1. Ich habe in der Schule Brustschwimmen gelernt, schön klassisch mit dem Kopf über Wasser. Was kann ich verbessern?

Für den Nacken und Rücken ist es besser, den Kopf beim Ausatmen ins Wasser zu nehmen. Lassen Sie sich dabei einfach vom Wasser tragen. Diese Schwimmtechnik kann man mit einer Übung langsam aufbauen: einfach beim Ausatmen ins Wasser reinpusten. Anfangs ist der Kopf dabei noch oben, dann nimmt man ihn immer tiefer, bis man dabei fast ganz ins Wasser eintaucht. Das funktioniert auch bei Kindern gut.

Neben der Technik ist beim Ausatmen unter Wasser vor allem die Ausrüstung wichtig. Auch wenn Badekappen bei vielen Hobby-Schwimmerinnen unbeliebt sind: Wer richtig schwimmen will, kommt um eine vernünftige Silikon-Badekappe nicht herum.
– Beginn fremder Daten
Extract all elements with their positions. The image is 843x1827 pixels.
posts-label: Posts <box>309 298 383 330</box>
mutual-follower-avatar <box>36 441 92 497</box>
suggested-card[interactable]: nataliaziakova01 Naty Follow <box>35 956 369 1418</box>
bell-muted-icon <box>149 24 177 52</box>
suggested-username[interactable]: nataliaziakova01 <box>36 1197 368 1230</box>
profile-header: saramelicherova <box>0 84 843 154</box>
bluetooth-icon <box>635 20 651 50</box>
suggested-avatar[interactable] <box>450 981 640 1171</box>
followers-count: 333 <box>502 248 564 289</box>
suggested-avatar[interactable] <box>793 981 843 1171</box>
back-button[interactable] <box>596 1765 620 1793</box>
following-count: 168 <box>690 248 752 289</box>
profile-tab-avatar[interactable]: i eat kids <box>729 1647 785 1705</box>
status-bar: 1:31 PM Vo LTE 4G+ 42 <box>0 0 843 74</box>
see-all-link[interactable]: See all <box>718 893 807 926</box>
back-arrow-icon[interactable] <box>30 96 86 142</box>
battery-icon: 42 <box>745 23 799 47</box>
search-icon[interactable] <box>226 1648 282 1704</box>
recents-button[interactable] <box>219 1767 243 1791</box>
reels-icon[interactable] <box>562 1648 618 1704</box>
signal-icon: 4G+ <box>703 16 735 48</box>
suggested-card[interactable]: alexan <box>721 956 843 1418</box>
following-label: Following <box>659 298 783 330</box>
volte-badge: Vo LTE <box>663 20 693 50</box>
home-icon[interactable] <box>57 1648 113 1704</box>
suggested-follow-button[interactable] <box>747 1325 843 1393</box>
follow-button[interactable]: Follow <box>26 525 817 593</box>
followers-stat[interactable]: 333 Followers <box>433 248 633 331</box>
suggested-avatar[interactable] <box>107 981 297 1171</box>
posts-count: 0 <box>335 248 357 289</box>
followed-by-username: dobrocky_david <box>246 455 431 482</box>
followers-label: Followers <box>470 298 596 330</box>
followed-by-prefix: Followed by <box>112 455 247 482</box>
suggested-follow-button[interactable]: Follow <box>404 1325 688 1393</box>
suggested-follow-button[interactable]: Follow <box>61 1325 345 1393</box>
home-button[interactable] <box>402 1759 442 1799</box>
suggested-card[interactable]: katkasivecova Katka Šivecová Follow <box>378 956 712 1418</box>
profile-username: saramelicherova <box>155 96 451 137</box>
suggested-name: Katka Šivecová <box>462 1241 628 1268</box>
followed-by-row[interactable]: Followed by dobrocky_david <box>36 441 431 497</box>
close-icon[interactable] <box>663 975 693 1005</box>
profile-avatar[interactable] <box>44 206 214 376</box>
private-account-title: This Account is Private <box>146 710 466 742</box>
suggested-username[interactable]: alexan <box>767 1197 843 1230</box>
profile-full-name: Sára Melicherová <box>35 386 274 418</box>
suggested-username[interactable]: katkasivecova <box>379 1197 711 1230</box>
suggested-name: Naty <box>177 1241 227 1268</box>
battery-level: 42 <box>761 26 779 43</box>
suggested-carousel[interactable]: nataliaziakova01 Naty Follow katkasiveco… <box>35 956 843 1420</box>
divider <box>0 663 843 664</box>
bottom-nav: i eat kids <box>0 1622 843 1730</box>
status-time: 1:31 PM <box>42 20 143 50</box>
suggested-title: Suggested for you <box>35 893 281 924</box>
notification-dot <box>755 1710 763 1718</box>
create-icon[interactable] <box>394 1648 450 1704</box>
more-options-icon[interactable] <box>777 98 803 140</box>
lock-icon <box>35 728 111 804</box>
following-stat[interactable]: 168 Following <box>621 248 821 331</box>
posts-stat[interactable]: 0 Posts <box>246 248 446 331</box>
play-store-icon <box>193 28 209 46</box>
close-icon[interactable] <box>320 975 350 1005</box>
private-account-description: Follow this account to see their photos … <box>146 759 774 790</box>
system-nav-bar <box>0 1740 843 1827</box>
Die hat gleich zwei Vorteile: Sie hält störende Haare verlässlich aus dem Gesicht und das Wasser rinnt schneller vom Kopf - und somit nicht in Mund und Nase. Tipp: Am besten die Haare im Nacken zusammenbinden und dann die Badekappe aufsetzen. Wichtig ist auch eine Schwimmbrille. Sie nimmt die Scheu davor, unter Wasser die Augen zu öffnen.

2. Wie finde ich eine gute Schwimmbrille?
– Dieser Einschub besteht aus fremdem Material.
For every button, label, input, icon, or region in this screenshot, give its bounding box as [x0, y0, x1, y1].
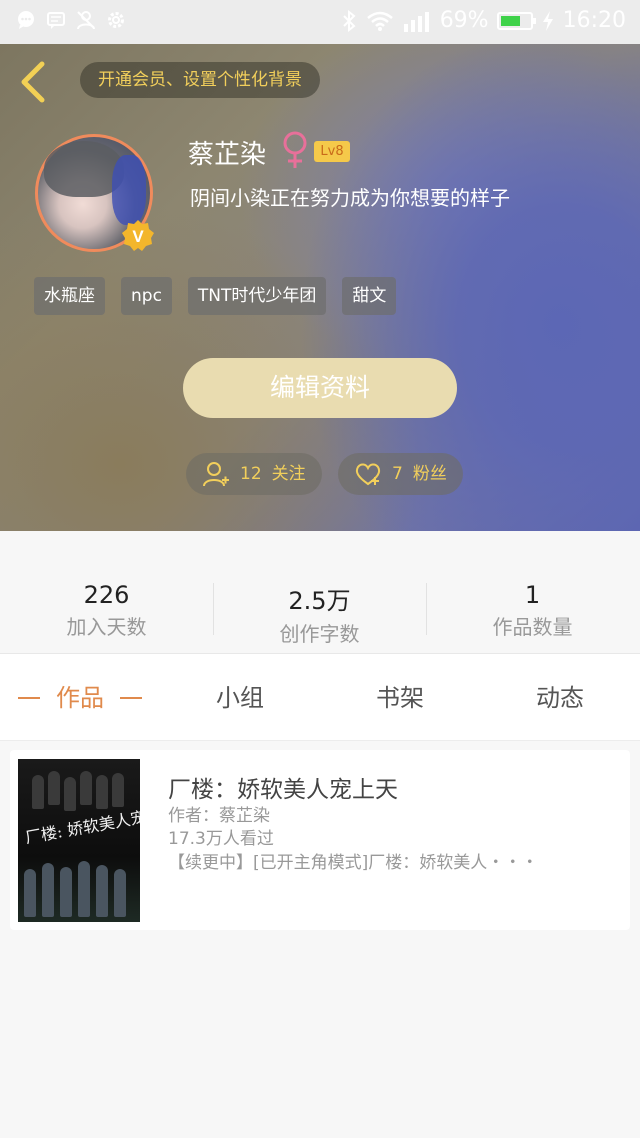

"Viele Erwachsene schwimmen mit Kinderbrillen. Ich schätze, bei Frauen sind es mindestens 75 Prozent", sagt Frank Wüstermann. Die meisten, ohne es zu wissen. Der Grund: Bei Kinderbrillen ist der Nasensteg etwas schmaler und kleiner, dadurch sitzen sie gerade bei Frauen oft besser und das Wasser läuft nicht in die Brille. Er selbst empfiehlt und verkauft in seinen Kursen die Schwimmbrillen von Aqua-Sphere. Übrigens: Auch Brillenträger können Schwimmbrillen nutzen. Bei den meisten Herstellern gibt es Gläser mit Sehstärke.

Sie wollen herausfinden, ob eine Schwimmbrille richtig sitzt? So geht's: Die Brille auf die Augen drücken, ohne das Gummiband um den Kopf zu legen. Bleibt die festgesogene Brille im Gesicht haften? Dann tut sie das auch im Wasser. Nicht wundern: Selbst wenn die Schwimmbrille am Anfang gut hält und dicht ist, bleibt das nicht ewig so. "Wer einmal pro Woche schwimmen geht, sollte die Brille nach etwa einem halben Jahr erneuern", empfiehlt Frank Wüstermann. Chlor, Creme etc. setzen dem Gummi zu und machen die Brille nach einer Weile undicht. Wichtig: Finger weg von den Brillengläsern, sonst geht die Anti-Fog-Beschichtung kaputt. Alter Schwimmertrick, damit sie nicht beschlägt: Vor dem Schwimmen mit der Zunge von innen über die Gläser fahren, oder einmal reinspucken. Nach dem Schwimmen am besten nur mit klarem Wasser ausspülen.

3. Hobby-Schwimmer scheitern oft an der richtigen Beinbewegung beim Brustschwimmen. Was läuft falsch?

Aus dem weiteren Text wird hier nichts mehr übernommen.